Rand Score

Introduction#

The Rand score is metric that shows us the similarity between 2 data clusterings or one clustering and the ground truth.

It is formally defined by this formula:

Rand \ Score = \frac{TP + TN}{TP + FP + TN + FN}

If you're unsure what TP, TN, FP and FN are, you can read more about them here.

Here's a meme if you just want a quick recap.

In the context of clustering, here's what they mean:

TP: Same class and Same cluster FP: Same class and Different cluster TN: Different class and Same cluster FN: Different class and Different cluster

The value of Rand score is between 0 and 1, 0 indicating that both clusters do not match at all and 1 indicating that the clustering is completely same as the other.

Another form of Rand score is:

Rand \ Score = \frac{a + b}{n \choose 2}

a is the number of pairs of points that are in the same cluster both clustering algorithims
b is the times the pair of points are in different clusters belong in different clustering algorithims.
ⁿC₂ is the total number of unordered pairs.

Let's understand this better with an example.

Example#

We have data of 5 flowers and we cluster them using 2 different clustering algorithms, here are the results.

Clustering 1: {1,1,1,2,2} Clustering 2: {1,1,2,2,3}

Now we will calculate the Rand score for both clustering algorithms, starting with counting the number of unordered pairs.
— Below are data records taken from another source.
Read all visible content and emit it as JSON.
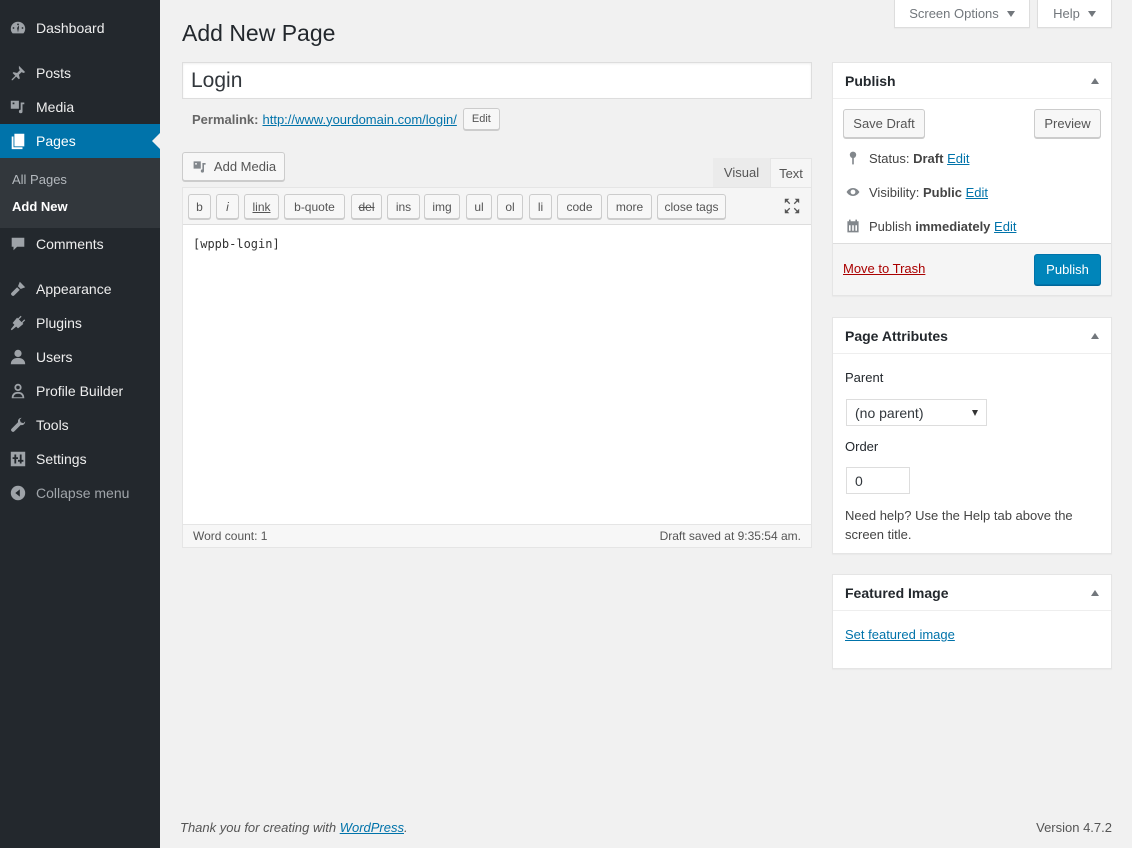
{
  "sidebar": {
    "items": [
      {
        "label": "Dashboard",
        "icon": "dashboard-icon"
      },
      {
        "label": "Posts",
        "icon": "pin-icon"
      },
      {
        "label": "Media",
        "icon": "media-icon"
      },
      {
        "label": "Pages",
        "icon": "pages-icon",
        "active": true
      },
      {
        "label": "Comments",
        "icon": "comment-icon"
      },
      {
        "label": "Appearance",
        "icon": "brush-icon"
      },
      {
        "label": "Plugins",
        "icon": "plugin-icon"
      },
      {
        "label": "Users",
        "icon": "user-icon"
      },
      {
        "label": "Profile Builder",
        "icon": "profile-icon"
      },
      {
        "label": "Tools",
        "icon": "wrench-icon"
      },
      {
        "label": "Settings",
        "icon": "settings-icon"
      },
      {
        "label": "Collapse menu",
        "icon": "collapse-icon"
      }
    ],
    "submenu": [
      {
        "label": "All Pages"
      },
      {
        "label": "Add New",
        "current": true
      }
    ]
  },
  "topbar": {
    "screen_options": "Screen Options",
    "help": "Help"
  },
  "page": {
    "title": "Add New Page",
    "post_title": "Login",
    "permalink_label": "Permalink:",
    "permalink_url": "http://www.yourdomain.com/login/",
    "permalink_edit": "Edit"
  },
  "editor": {
    "add_media": "Add Media",
    "tabs": {
      "visual": "Visual",
      "text": "Text"
    },
    "quicktags": [
      "b",
      "i",
      "link",
      "b-quote",
      "del",
      "ins",
      "img",
      "ul",
      "ol",
      "li",
      "code",
      "more",
      "close tags"
    ],
    "content": "[wppb-login]",
    "word_count": "Word count: 1",
    "draft_saved": "Draft saved at 9:35:54 am."
  },
  "publish": {
    "title": "Publish",
    "save_draft": "Save Draft",
    "preview": "Preview",
    "status_label": "Status:",
    "status_value": "Draft",
    "visibility_label": "Visibility:",
    "visibility_value": "Public",
    "schedule_label": "Publish",
    "schedule_value": "immediately",
    "edit": "Edit",
    "trash": "Move to Trash",
    "publish_button": "Publish"
  },
  "page_attributes": {
    "title": "Page Attributes",
    "parent_label": "Parent",
    "parent_value": "(no parent)",
    "order_label": "Order",
    "order_value": "0",
    "help": "Need help? Use the Help tab above the screen title."
  },
  "featured_image": {
    "title": "Featured Image",
    "link": "Set featured image"
  },
  "footer": {
    "thanks": "Thank you for creating with ",
    "wp_link": "WordPress",
    "period": ".",
    "version": "Version 4.7.2"
  },
  "colors": {
    "sidebar_bg": "#23282d",
    "accent": "#0073aa",
    "publish_button": "#0085ba",
    "trash": "#a00"
  }
}
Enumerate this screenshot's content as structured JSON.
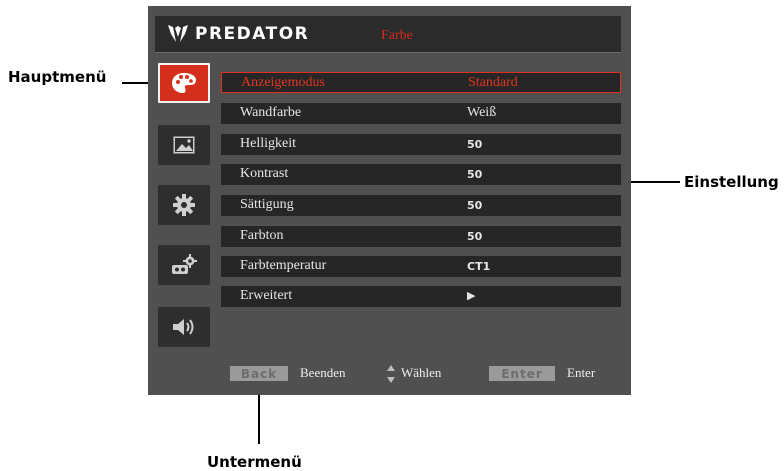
{
  "header": {
    "brand": "PREDATOR",
    "title": "Farbe"
  },
  "sidebar": {
    "items": [
      {
        "icon": "palette-icon",
        "active": true
      },
      {
        "icon": "image-icon",
        "active": false
      },
      {
        "icon": "gear-icon",
        "active": false
      },
      {
        "icon": "management-icon",
        "active": false
      },
      {
        "icon": "speaker-icon",
        "active": false
      }
    ]
  },
  "menu": {
    "rows": [
      {
        "label": "Anzeigemodus",
        "value": "Standard"
      },
      {
        "label": "Wandfarbe",
        "value": "Weiß"
      },
      {
        "label": "Helligkeit",
        "value": "50"
      },
      {
        "label": "Kontrast",
        "value": "50"
      },
      {
        "label": "Sättigung",
        "value": "50"
      },
      {
        "label": "Farbton",
        "value": "50"
      },
      {
        "label": "Farbtemperatur",
        "value": "CT1"
      },
      {
        "label": "Erweitert",
        "value": "▶"
      }
    ]
  },
  "footer": {
    "back_key": "Back",
    "back_label": "Beenden",
    "select_label": "Wählen",
    "enter_key": "Enter",
    "enter_label": "Enter"
  },
  "annotations": {
    "main_menu": "Hauptmenü",
    "setting": "Einstellung",
    "submenu": "Untermenü"
  },
  "colors": {
    "accent": "#d42e1c",
    "panel": "#505050",
    "row": "#262626"
  }
}
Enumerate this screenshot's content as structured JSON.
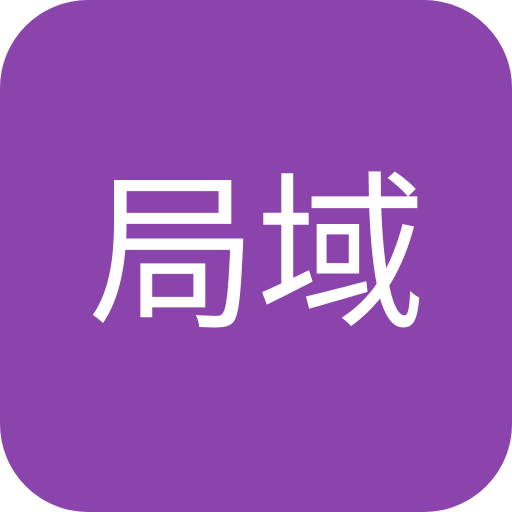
{
  "app_icon": {
    "label": "局域",
    "background_color": "#8B44AC",
    "text_color": "#FFFFFF"
  }
}
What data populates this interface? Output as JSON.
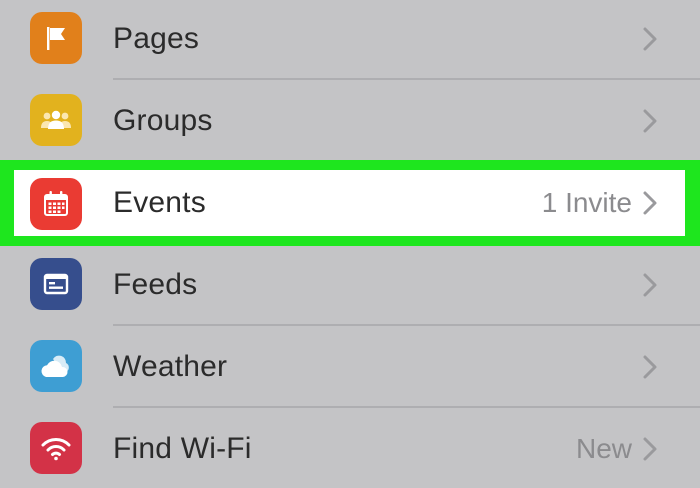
{
  "menu": {
    "items": [
      {
        "id": "pages",
        "label": "Pages",
        "detail": "",
        "icon": "flag-icon",
        "color": "#e1801b"
      },
      {
        "id": "groups",
        "label": "Groups",
        "detail": "",
        "icon": "people-icon",
        "color": "#e2b21e"
      },
      {
        "id": "events",
        "label": "Events",
        "detail": "1 Invite",
        "icon": "calendar-icon",
        "color": "#ea3b33"
      },
      {
        "id": "feeds",
        "label": "Feeds",
        "detail": "",
        "icon": "feed-icon",
        "color": "#364e8d"
      },
      {
        "id": "weather",
        "label": "Weather",
        "detail": "",
        "icon": "weather-icon",
        "color": "#3e9ed3"
      },
      {
        "id": "wifi",
        "label": "Find Wi-Fi",
        "detail": "New",
        "icon": "wifi-icon",
        "color": "#d33247"
      }
    ]
  },
  "colors": {
    "highlight": "#1ee61e",
    "background": "#c4c4c6",
    "chevron": "#9a9a9d"
  }
}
We have 5 flowers in the dataset, let's call them a, b, c, d, e.

Dataset: {A, B, C, D, E}

The 10 unordered pairs are: {A, B}, {A, C}, {A, D}, {A, E}, {B, C}, {B, D}, {B, E}, {C, D}, {C, E}, {D, E}, this is ⁿC₂ part of the equation.

The unordered pairs that are in the same in both clusters is {A, B} = 1, this is 'a'.

Now we find 'b' which includes {A, D}, {A, E}, {B, D}, {B, E} and {C, E}, these are unordered pairs that belong to different clusters across both clustering methods = 5

Plugging in all these values we get:

R = \frac{a + b}{n \choose 2} = \frac{1 + 5}{10} = 0.6